Designing Methods and Tools That Work

  • COVID-19 Decision Support Tool

    With the spread of the coronavirus disease (COVID-19) in the spring and summer of 2020, state and local policymakers have had to put policies in place quickly, with little evidence to guide them. RAND researchers developed a tool to help state and local officials estimate the effects of distancing and other interventions. The tool combines information from epidemiological and economic models to estimate the effects of social distancing policies on public health and economic outcomes.

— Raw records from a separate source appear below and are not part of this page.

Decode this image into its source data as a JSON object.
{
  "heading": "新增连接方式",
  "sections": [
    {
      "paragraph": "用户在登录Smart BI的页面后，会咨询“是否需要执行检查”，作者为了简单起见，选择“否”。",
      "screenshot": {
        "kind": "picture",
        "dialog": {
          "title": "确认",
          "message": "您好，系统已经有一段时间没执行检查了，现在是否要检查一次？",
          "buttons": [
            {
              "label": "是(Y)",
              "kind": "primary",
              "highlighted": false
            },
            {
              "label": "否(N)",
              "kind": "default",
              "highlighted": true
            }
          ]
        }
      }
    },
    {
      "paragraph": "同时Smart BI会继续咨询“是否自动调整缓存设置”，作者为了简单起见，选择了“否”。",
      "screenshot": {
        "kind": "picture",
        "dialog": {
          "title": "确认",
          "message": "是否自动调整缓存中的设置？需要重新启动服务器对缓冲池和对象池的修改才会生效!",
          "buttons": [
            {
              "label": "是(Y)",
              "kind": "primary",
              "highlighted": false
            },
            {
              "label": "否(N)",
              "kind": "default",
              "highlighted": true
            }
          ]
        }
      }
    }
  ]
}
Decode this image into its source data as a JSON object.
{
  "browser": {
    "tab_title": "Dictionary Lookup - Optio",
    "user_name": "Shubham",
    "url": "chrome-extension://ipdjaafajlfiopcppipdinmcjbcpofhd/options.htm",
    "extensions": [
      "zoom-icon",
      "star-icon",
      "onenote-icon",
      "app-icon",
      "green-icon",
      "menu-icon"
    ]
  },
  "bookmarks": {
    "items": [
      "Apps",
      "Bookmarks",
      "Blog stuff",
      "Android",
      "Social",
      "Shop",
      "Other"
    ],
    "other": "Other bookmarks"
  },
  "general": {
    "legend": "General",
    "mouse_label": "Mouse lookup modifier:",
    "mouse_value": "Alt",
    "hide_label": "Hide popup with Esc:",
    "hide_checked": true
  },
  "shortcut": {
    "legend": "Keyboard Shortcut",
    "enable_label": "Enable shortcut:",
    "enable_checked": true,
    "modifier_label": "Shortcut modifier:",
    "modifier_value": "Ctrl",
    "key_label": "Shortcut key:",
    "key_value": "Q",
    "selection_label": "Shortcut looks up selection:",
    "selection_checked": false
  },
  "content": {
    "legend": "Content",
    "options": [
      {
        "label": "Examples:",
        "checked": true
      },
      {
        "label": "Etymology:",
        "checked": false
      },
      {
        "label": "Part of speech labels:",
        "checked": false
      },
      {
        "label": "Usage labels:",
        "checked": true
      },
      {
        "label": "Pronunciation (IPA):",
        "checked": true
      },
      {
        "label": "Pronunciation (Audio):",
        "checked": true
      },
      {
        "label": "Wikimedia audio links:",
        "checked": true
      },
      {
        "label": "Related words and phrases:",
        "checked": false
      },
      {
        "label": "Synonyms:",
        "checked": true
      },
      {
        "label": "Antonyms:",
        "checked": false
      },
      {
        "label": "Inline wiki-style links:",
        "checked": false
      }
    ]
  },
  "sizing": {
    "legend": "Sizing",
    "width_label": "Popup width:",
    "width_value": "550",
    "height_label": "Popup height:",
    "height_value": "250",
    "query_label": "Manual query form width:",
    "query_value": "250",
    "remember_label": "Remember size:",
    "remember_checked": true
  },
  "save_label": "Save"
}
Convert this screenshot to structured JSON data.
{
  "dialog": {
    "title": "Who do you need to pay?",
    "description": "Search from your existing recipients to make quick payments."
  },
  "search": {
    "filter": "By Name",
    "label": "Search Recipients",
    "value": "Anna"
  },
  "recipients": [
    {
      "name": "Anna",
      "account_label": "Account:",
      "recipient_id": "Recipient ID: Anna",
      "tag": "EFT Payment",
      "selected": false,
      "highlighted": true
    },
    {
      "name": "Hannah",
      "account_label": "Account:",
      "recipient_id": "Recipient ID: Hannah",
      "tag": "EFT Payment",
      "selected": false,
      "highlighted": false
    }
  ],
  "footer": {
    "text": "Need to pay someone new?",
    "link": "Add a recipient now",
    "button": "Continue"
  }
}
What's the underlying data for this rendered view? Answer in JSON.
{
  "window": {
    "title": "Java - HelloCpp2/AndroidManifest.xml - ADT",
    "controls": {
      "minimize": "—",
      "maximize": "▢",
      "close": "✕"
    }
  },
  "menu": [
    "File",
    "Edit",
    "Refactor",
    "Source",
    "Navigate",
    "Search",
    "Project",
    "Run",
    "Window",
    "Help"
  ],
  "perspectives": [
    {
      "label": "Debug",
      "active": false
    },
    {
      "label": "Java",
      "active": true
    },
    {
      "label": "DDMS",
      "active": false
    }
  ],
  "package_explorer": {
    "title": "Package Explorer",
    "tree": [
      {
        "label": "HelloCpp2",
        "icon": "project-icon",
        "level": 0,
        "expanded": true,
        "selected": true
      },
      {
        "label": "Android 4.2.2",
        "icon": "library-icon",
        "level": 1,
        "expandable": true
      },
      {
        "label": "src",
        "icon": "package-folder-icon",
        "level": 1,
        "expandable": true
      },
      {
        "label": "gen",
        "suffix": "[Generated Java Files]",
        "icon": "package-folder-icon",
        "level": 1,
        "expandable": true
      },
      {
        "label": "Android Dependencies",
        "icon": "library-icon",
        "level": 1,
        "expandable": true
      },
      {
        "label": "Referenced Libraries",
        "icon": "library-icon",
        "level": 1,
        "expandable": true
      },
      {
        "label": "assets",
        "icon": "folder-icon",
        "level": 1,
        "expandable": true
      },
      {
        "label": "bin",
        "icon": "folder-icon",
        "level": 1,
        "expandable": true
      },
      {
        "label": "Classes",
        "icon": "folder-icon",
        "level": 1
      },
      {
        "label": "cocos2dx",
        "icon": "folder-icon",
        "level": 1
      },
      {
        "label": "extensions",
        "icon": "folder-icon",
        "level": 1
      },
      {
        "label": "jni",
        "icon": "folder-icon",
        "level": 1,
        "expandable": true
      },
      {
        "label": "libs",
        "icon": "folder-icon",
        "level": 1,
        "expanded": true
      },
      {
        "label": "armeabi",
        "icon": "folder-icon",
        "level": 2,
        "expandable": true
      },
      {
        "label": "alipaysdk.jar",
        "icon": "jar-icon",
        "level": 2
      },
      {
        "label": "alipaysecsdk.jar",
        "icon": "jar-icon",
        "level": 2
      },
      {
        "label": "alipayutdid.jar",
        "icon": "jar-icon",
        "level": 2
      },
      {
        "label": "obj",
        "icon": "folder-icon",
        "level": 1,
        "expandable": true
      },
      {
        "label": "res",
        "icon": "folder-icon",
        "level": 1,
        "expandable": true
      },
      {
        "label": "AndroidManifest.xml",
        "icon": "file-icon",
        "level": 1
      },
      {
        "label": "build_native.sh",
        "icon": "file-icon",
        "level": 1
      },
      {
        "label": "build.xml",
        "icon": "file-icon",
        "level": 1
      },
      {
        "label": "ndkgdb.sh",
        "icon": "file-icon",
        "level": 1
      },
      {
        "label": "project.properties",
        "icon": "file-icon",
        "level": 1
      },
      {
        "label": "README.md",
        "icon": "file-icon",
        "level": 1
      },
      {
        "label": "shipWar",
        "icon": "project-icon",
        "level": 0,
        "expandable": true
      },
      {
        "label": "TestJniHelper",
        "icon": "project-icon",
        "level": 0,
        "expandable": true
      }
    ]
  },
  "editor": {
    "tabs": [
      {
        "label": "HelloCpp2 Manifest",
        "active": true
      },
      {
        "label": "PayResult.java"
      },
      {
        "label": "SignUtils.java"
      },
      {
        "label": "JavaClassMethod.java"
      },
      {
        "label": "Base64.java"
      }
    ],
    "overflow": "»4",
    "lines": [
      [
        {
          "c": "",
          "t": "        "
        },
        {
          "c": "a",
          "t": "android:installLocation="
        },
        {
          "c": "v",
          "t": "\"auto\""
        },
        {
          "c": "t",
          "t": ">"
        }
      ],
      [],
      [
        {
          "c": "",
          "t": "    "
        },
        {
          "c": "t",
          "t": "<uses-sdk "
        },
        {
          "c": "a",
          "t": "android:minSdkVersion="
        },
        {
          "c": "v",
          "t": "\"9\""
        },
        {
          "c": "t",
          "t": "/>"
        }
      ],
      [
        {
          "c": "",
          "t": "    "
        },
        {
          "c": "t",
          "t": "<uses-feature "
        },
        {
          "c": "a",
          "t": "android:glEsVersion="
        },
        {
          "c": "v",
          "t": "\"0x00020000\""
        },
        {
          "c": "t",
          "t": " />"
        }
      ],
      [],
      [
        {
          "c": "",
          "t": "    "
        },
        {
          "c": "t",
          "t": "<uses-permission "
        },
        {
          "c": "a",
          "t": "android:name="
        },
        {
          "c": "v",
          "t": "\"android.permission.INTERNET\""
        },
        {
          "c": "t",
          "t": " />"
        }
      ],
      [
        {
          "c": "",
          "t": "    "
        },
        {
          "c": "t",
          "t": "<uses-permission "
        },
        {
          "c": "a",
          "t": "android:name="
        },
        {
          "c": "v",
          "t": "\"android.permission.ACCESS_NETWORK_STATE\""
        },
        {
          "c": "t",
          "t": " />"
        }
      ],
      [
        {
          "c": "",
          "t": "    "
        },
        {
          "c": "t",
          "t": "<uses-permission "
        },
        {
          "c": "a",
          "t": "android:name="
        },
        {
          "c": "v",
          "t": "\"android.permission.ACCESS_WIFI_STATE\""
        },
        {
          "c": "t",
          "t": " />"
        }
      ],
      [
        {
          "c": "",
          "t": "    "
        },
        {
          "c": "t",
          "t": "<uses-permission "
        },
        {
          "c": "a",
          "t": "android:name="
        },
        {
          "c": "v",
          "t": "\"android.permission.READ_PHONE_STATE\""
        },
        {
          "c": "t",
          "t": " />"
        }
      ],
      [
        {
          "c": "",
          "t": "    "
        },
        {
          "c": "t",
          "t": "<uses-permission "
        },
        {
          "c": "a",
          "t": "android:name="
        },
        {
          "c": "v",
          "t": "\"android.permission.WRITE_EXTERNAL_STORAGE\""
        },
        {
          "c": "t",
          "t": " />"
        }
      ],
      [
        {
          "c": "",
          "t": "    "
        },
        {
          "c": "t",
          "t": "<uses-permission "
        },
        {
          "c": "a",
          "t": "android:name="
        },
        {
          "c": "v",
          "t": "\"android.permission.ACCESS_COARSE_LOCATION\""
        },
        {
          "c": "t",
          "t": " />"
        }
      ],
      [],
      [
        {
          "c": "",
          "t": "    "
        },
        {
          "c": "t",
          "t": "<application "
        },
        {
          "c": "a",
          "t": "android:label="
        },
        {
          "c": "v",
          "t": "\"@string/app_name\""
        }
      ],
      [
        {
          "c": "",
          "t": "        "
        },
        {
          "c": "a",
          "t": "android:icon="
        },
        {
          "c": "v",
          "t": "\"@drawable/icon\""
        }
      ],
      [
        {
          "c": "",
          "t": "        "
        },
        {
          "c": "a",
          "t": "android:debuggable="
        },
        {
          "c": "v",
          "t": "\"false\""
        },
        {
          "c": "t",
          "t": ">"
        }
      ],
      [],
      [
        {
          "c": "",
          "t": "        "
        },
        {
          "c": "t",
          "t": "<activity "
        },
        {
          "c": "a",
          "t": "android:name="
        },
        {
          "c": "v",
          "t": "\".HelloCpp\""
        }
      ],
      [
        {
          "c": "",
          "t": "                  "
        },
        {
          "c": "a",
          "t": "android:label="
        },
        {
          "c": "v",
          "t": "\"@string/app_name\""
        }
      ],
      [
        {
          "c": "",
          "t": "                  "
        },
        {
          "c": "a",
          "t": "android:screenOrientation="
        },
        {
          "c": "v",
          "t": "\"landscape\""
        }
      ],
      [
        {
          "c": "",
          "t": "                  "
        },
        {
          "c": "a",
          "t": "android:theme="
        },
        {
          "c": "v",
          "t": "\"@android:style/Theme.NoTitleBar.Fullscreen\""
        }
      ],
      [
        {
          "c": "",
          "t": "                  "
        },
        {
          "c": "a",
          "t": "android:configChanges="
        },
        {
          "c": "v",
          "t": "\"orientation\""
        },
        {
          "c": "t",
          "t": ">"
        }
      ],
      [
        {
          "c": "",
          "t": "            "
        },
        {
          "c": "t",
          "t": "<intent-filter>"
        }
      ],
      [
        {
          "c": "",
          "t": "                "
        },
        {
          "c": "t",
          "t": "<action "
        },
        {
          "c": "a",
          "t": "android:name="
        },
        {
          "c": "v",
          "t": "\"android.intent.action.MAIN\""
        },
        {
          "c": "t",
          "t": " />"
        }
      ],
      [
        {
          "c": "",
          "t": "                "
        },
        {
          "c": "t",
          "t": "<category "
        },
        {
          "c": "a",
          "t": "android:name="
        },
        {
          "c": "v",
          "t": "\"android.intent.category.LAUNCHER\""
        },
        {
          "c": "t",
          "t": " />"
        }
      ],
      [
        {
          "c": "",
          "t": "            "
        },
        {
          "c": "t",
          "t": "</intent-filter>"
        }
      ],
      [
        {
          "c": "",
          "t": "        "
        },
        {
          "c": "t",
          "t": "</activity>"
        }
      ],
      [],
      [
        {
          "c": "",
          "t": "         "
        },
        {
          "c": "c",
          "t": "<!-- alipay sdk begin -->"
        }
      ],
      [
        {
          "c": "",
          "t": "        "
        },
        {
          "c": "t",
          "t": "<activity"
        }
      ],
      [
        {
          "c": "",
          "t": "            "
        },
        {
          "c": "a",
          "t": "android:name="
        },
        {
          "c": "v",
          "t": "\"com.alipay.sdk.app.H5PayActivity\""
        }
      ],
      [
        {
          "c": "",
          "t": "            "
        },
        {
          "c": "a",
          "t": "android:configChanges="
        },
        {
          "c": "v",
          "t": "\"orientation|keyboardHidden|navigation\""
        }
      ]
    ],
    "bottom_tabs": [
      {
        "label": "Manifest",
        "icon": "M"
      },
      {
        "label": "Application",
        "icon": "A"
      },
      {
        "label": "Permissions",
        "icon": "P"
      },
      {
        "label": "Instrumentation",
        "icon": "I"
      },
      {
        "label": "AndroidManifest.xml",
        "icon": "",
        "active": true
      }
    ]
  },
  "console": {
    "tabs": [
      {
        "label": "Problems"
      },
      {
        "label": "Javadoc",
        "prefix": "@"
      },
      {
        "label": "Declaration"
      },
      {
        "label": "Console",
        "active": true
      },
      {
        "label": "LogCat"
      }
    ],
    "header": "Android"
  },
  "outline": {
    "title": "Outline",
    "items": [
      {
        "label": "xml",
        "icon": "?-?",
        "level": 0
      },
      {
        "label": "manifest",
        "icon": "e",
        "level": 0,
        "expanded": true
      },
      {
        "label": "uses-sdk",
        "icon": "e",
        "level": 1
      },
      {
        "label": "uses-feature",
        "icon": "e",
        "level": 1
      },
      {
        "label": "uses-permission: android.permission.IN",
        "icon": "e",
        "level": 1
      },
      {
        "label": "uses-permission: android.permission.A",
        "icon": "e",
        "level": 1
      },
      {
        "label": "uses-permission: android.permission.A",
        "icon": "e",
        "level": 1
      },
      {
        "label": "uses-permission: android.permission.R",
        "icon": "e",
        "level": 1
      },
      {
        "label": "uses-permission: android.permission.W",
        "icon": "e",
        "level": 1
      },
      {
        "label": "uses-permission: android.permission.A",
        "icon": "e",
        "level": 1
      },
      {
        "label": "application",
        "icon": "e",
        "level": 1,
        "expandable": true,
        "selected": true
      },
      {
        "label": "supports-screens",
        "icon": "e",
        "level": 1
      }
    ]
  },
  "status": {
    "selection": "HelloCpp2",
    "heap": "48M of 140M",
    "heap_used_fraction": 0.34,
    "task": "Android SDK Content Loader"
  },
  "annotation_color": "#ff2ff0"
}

  • Understanding Patient Experience with Care

    Patient experience with health care is an important dimension of quality. There is evidence that positive patient experiences with care are associated with better outcomes. RAND researchers pioneered the development of CAHPS (Consumer Assessment of Healthcare Providers and Systems) survey tools to improve understanding of how patients experience care. The tool has been used by the Centers for Medicare & Medicaid Services (CMS), numerous private health plans, and other organizations to support quality improvement.

  • ExpertLens

    ExpertLens is a method developed by RAND to elicit and analyze expert opinion to aid complex decisionmaking. The method is most valuable when surveys, live expert panels, or individual consultations are not feasible. ExpertLens has been used to study a number of issues. For example, it has been used to incorporate patient feedback into clinical guidelines development and to develop consensus about features that should define continuous quality improvement in health care.